Karlsen et al. (2008) take a different standpoint concerning the putting stroke; arguing the fact the putting stroke only has a minor contribution to the overall success of a putt. Karlsen et al. (2008)

found mean stroke direction variability for an elite player (European PGA Tour) to be 0.39, which is good enough to hole 95% of putts from a 4-metre distance, whereas only 17% of putts from this distance are successful. Pelz, (2000) makes the assumption that 30% of putts from 4-metres are missed due to green inconsistencies, Karlsen et al. (2008) findings support this fact, along with human controlled factors green reading and aiming have a stronger contribution to the direction of a putt, than the stroke itself. Pelz, (2000) also describes numerous factors that contribute to a successful putting stroke, which green-reading and aim are included, recently reported by Karlsen et al. (2008) reported as the most important factors; and stability more recently discussed by Hurrion and Hurrion, (2008). Low handicap golfers (<14) have the ability to combine these factors together to become more proficient putters, making putts less than 2.43 metres much more often than their HH counterparts (Carnahan, 2002). It was also reported by Carnahan (2002) that the incidence of three-putts within 3.66 metres was 2.1%; for subjects with a handicap of <14 the occurrence was 1.2%, and for subjects with a handicap that was > 14 the occurrence was 3.8%. This was found to be statistically significant (p = 0.008).
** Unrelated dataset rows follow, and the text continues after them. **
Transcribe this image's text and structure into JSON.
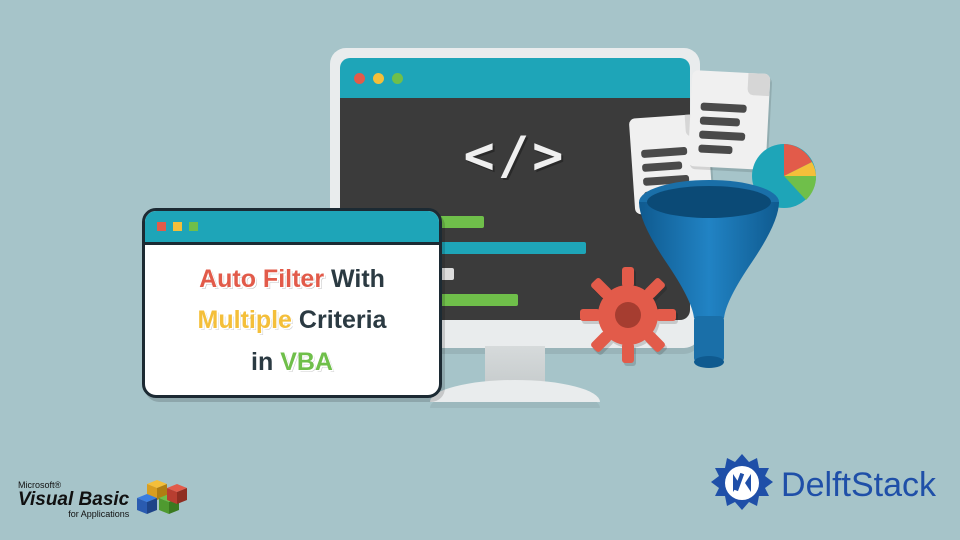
{
  "title_card": {
    "line1_part1": "Auto Filter",
    "line1_part2": " With",
    "line2_part1": "Multiple",
    "line2_part2": " Criteria",
    "line3_part1": "in ",
    "line3_part2": "VBA"
  },
  "code_symbol": "</>",
  "vb_logo": {
    "ms": "Microsoft®",
    "main": "Visual Basic",
    "sub": "for Applications"
  },
  "ds_logo": {
    "text": "DelftStack"
  },
  "colors": {
    "bg": "#a6c4c9",
    "teal": "#1ea5b8",
    "red": "#e25b4a",
    "yellow": "#f4bf3a",
    "green": "#6fbf4a",
    "dark": "#3b3b3b"
  }
}
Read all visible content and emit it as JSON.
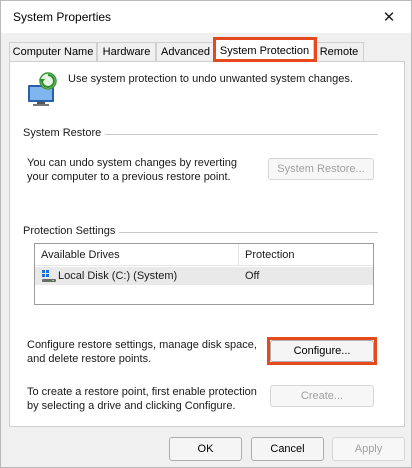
{
  "window": {
    "title": "System Properties",
    "close_glyph": "✕"
  },
  "tabs": [
    {
      "label": "Computer Name"
    },
    {
      "label": "Hardware"
    },
    {
      "label": "Advanced"
    },
    {
      "label": "System Protection",
      "active": true
    },
    {
      "label": "Remote"
    }
  ],
  "intro": {
    "text": "Use system protection to undo unwanted system changes.",
    "icon": "system-protection-icon"
  },
  "system_restore": {
    "heading": "System Restore",
    "description_line1": "You can undo system changes by reverting",
    "description_line2": "your computer to a previous restore point.",
    "button_label": "System Restore..."
  },
  "protection_settings": {
    "heading": "Protection Settings",
    "columns": [
      "Available Drives",
      "Protection"
    ],
    "drives": [
      {
        "name": "Local Disk (C:) (System)",
        "protection": "Off",
        "icon": "disk-icon"
      }
    ]
  },
  "configure": {
    "description_line1": "Configure restore settings, manage disk space,",
    "description_line2": "and delete restore points.",
    "button_label": "Configure..."
  },
  "create": {
    "description_line1": "To create a restore point, first enable protection",
    "description_line2": "by selecting a drive and clicking Configure.",
    "button_label": "Create..."
  },
  "footer": {
    "ok_label": "OK",
    "cancel_label": "Cancel",
    "apply_label": "Apply"
  },
  "colors": {
    "highlight": "#e54a1f",
    "accent_blue": "#1e6fd9"
  }
}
More recently McLaughlin and Best (2013) have critiqued previous studies for grouping golfers based on putting performance or handicap. McLaughlin and Best (2013) identified two styles of putter, firstly the arm putter that demonstrates a low CP excursion velocity at impact (5.2 ± 16.9 mms-1) and a body putter that demonstrates a higher ML CP excursion velocity at impact (58.4 ± 22.9 mms-1). These different styles of putter were identified using cluster analysis and ML CP excursion velocity at impact was the highest ranked cluster between types of putter. A potential limitation to McLaughlin and Best (2013) is that no kinematic variables of actual body movements were recorded, and therefore different types of putters may have just been using different movement patterns. It is possible that the arm putters move in a way that reduces the CP excursion but doesn’t in fact move less that the body putters. The lack of clarity in this area still gives studies by Hurrion and Hurrion (2008) and McLaughlin et al. (2008) validity within the literature. As both studies found significant differences were observed between more proficient golfers and less proficient golfers CP excursion parameters, even if McLaughlin and Best (2013) did not find significant differences. A potential reason for these differences observed between studies could be the large inter-subject variation observed. McLaughlin and Best (2013) even stated that half of the subjects actually interchanged between the arm putting and body putting style.